Continuity and trustworthiness: more shadows than lights. By observing the results of the tests we performed both on the artificial datasets and on the biomedical datasets, we noticed that the values of continuity and trustworthiness were often extremely low. Among all the tests on the four artificial datasets, continuity and trustworthiness were always around zero, which actually meant no local structure preservation and no global structure preservation: this result is inconsistent with the clear presence of geometrical structures of in the artificial datasets and of the clusters identified by HDBSCAN. In that case, reliable metrics would have generated a high outcome, as Saturn coefficient did. These results clearly indicate that continuity and trustworthiness can often be unreliable statistics.

On the biomedical data tests, continuity and trustworthiness generated very low values between 0 and 0.028 for the (a), (b), (c), (d), (e), (f), (g), (h), (i), (j), (k), and (x) datasets, values around 0.45 for the (w) dataset, values around 0.38 for the (z) dataset, and values equal to 0.675 for the (y) dataset. That means that most of the times, continuity and trustworthiness claimed the absence of preservation of global structure and local structure, even if HDBSCANess noticing a preservation of the density-based clusters before and after applying UMAP. These results show that continuity and trustworthiness can be misleading statistics.

Limitations and future developments. We tested our Saturn coefficient only on biomedical datasets, and did not apply to other scientific domains such as physics, finance, social science, or anything else. We made the decision to use only health datasets because biomedical informatics is the scientific theme that we know better, but we believe our approach can be effective on any data type.

Moreover, we did not test our metric and the HDBSCANess on high-dimensional datasets such as the ones derived from single-cell RNA-seq technologies, which typically might have around 20 thousand genetic features (Saliba et al., 2014). We plan to perform tests on these datasets in the future.

Our decision to employ the Euclidean distance for the computation of the Saturn coefficient can also been questioned. Other geometrical distances, such as the cosine distance, the Minkowski distance, or the Manhattan distance could be considered in the future.

We acknowledge that our invented coefficient of HDBSCANess, that we employed as gold standard, measures something slightly different from our Saturn coefficient.
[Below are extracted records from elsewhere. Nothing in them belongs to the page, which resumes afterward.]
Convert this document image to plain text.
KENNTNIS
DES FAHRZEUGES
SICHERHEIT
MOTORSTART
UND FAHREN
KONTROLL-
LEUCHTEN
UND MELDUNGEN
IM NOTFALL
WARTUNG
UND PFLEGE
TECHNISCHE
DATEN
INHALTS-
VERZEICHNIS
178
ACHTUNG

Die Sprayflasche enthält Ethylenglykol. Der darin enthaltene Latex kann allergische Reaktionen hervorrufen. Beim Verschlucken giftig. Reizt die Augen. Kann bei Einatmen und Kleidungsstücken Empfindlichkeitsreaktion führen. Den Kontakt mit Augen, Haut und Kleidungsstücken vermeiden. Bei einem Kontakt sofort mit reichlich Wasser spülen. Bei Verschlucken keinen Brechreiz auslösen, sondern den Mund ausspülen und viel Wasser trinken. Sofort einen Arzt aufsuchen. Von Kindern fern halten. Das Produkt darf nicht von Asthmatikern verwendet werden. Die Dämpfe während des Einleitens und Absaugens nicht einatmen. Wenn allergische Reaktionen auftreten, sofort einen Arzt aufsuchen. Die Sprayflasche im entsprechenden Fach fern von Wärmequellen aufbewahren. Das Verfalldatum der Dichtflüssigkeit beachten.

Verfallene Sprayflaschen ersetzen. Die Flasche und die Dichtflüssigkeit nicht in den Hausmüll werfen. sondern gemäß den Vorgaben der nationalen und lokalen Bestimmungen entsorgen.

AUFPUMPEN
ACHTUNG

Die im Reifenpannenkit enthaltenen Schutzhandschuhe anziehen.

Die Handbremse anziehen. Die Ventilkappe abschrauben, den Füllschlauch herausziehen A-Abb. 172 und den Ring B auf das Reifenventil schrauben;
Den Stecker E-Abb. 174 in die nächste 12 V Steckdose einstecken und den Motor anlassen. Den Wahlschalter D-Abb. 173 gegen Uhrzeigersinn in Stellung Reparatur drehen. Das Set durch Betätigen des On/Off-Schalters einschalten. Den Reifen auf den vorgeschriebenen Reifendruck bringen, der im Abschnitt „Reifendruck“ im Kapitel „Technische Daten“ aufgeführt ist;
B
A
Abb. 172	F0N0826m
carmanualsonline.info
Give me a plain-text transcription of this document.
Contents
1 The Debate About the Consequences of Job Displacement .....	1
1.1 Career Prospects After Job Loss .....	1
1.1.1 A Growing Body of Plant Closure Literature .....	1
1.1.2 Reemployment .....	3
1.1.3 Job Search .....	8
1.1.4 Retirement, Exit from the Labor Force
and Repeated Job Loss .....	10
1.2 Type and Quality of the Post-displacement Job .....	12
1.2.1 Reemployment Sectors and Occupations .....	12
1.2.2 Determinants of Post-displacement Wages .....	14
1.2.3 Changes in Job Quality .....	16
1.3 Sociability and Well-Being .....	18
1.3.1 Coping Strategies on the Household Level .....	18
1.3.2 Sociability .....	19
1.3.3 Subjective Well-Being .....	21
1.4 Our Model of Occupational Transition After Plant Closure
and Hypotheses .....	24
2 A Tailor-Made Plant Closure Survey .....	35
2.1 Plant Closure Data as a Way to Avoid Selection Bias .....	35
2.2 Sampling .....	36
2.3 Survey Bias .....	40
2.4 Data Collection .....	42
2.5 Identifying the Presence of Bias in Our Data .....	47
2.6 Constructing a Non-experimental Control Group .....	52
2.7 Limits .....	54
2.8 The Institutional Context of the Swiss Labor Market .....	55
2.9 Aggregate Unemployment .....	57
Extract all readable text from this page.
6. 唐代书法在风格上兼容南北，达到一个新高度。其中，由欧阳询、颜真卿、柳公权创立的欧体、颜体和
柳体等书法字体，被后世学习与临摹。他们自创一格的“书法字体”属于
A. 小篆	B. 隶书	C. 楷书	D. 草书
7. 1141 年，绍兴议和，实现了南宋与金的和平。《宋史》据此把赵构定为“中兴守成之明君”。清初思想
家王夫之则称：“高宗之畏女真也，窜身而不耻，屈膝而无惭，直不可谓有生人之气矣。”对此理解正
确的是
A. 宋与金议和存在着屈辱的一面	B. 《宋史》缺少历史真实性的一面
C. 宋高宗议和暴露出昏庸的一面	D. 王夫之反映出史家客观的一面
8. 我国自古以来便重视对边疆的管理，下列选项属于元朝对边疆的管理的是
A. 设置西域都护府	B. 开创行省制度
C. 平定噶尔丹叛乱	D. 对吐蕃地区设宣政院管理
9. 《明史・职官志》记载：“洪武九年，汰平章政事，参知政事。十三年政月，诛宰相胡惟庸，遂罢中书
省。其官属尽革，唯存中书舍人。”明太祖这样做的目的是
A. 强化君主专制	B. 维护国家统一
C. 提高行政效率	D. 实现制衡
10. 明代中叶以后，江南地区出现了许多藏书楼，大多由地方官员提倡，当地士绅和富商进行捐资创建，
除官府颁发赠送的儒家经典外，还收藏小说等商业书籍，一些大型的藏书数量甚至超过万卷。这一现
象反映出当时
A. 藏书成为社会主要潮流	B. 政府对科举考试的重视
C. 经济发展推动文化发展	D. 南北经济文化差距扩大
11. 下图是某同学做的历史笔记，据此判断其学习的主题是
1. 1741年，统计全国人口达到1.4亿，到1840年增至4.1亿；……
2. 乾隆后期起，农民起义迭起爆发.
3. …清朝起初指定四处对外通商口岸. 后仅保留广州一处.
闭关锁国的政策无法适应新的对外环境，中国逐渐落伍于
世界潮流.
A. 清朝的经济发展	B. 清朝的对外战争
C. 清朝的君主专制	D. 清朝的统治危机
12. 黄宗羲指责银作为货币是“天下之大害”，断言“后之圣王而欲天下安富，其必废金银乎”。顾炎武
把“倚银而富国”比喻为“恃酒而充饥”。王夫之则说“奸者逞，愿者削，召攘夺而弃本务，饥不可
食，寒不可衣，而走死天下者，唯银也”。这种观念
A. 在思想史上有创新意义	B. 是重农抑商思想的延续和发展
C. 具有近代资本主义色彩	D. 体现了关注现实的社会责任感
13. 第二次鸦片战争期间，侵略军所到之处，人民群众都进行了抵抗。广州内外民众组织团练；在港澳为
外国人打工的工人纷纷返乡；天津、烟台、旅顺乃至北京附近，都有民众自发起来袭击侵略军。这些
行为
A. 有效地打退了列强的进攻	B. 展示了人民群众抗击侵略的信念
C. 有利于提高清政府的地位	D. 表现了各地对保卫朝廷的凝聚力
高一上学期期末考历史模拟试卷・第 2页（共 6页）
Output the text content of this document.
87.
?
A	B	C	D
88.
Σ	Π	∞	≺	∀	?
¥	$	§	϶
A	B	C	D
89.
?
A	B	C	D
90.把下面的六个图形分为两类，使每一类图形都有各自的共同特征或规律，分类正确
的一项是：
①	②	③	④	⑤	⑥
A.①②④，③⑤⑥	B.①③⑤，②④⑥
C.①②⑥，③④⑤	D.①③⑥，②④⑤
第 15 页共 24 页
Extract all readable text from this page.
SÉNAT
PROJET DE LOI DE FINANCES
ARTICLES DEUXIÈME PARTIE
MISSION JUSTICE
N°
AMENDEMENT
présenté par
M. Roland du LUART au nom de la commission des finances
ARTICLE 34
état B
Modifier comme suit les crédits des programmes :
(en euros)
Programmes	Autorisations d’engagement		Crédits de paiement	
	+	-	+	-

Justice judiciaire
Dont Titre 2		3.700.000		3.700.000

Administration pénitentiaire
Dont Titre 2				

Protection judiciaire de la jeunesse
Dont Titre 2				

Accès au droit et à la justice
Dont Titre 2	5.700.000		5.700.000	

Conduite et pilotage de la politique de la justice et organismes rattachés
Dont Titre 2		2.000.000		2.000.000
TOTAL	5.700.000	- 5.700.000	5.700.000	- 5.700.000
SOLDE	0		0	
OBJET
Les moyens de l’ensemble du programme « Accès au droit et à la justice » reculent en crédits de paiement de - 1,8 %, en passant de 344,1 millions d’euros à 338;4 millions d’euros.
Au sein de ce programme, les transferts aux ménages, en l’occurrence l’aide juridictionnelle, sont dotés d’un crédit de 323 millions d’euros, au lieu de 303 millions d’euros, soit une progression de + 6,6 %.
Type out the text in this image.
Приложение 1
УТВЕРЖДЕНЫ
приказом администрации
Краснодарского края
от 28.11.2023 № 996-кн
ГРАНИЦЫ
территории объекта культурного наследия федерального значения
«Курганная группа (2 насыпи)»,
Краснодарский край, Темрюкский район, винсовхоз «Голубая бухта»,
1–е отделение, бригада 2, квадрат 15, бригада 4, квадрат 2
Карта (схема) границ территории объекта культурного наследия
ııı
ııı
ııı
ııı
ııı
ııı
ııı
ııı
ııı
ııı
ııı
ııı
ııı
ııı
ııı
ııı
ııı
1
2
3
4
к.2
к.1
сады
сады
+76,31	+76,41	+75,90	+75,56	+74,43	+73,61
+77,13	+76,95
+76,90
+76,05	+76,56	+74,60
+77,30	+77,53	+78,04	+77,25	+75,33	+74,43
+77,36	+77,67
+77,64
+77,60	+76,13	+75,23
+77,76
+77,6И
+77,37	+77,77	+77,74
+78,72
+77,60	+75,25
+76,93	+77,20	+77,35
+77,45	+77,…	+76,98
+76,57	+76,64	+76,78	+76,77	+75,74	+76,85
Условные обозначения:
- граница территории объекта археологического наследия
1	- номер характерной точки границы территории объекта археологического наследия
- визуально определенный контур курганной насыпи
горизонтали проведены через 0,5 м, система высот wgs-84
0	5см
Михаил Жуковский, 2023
That being said, we consider it as the best possible option for our present conditions.

Regarding generalizability, we recognize that our Saturn coefficient might not be limited to UMAP, but could work well with dimensionality reduction results produced by other methods such as PCA or t-SNE, as well. However, the exploration of these possibilities goes beyond the scope of our study.

In the future, we look forward to receiving feedback from users and researchers to develop a new, improved version of our Saturn coefficient. We also plan to compare the behavior of our Saturn score with other dimensionality reduction coefficients (Nonato & Aupetit, 2019; Machado, Behrisch & Telea, 2025; Jin et al., 2023; Bae, Jeon & Seo, 2025; Jeon et al., 2025b).

Ethics approval and consent to participate

Permission to collect and analyze the data from patients involved in this study has been obtained from the original dataset curators, as stated in the datasets original articles (Requena-Morales et al., 2017; Jani et al., 2016; Cerono, Melaiu & Chicco, 2024; Lämmer et al., 2019; Cerono, Melaiu & Chicco, 2024; Shieh et al., 2020; Cerono, Melaiu & Chicco, 2024; Ma et al., 2018; Chicco, Cerono & Cangelosi, 2022; McArdle et al., 2016; Chicco & Jurman, 2020; Gucyetmez & Atalan, 2016; Mollura et al., 2024; Er et al., 2012; Chicco & Rovelli, 2019; National Cancer Institute, 2022; National Cancer Institute, Center for Cancer Genomics, 2024; Kimura et al., 2021).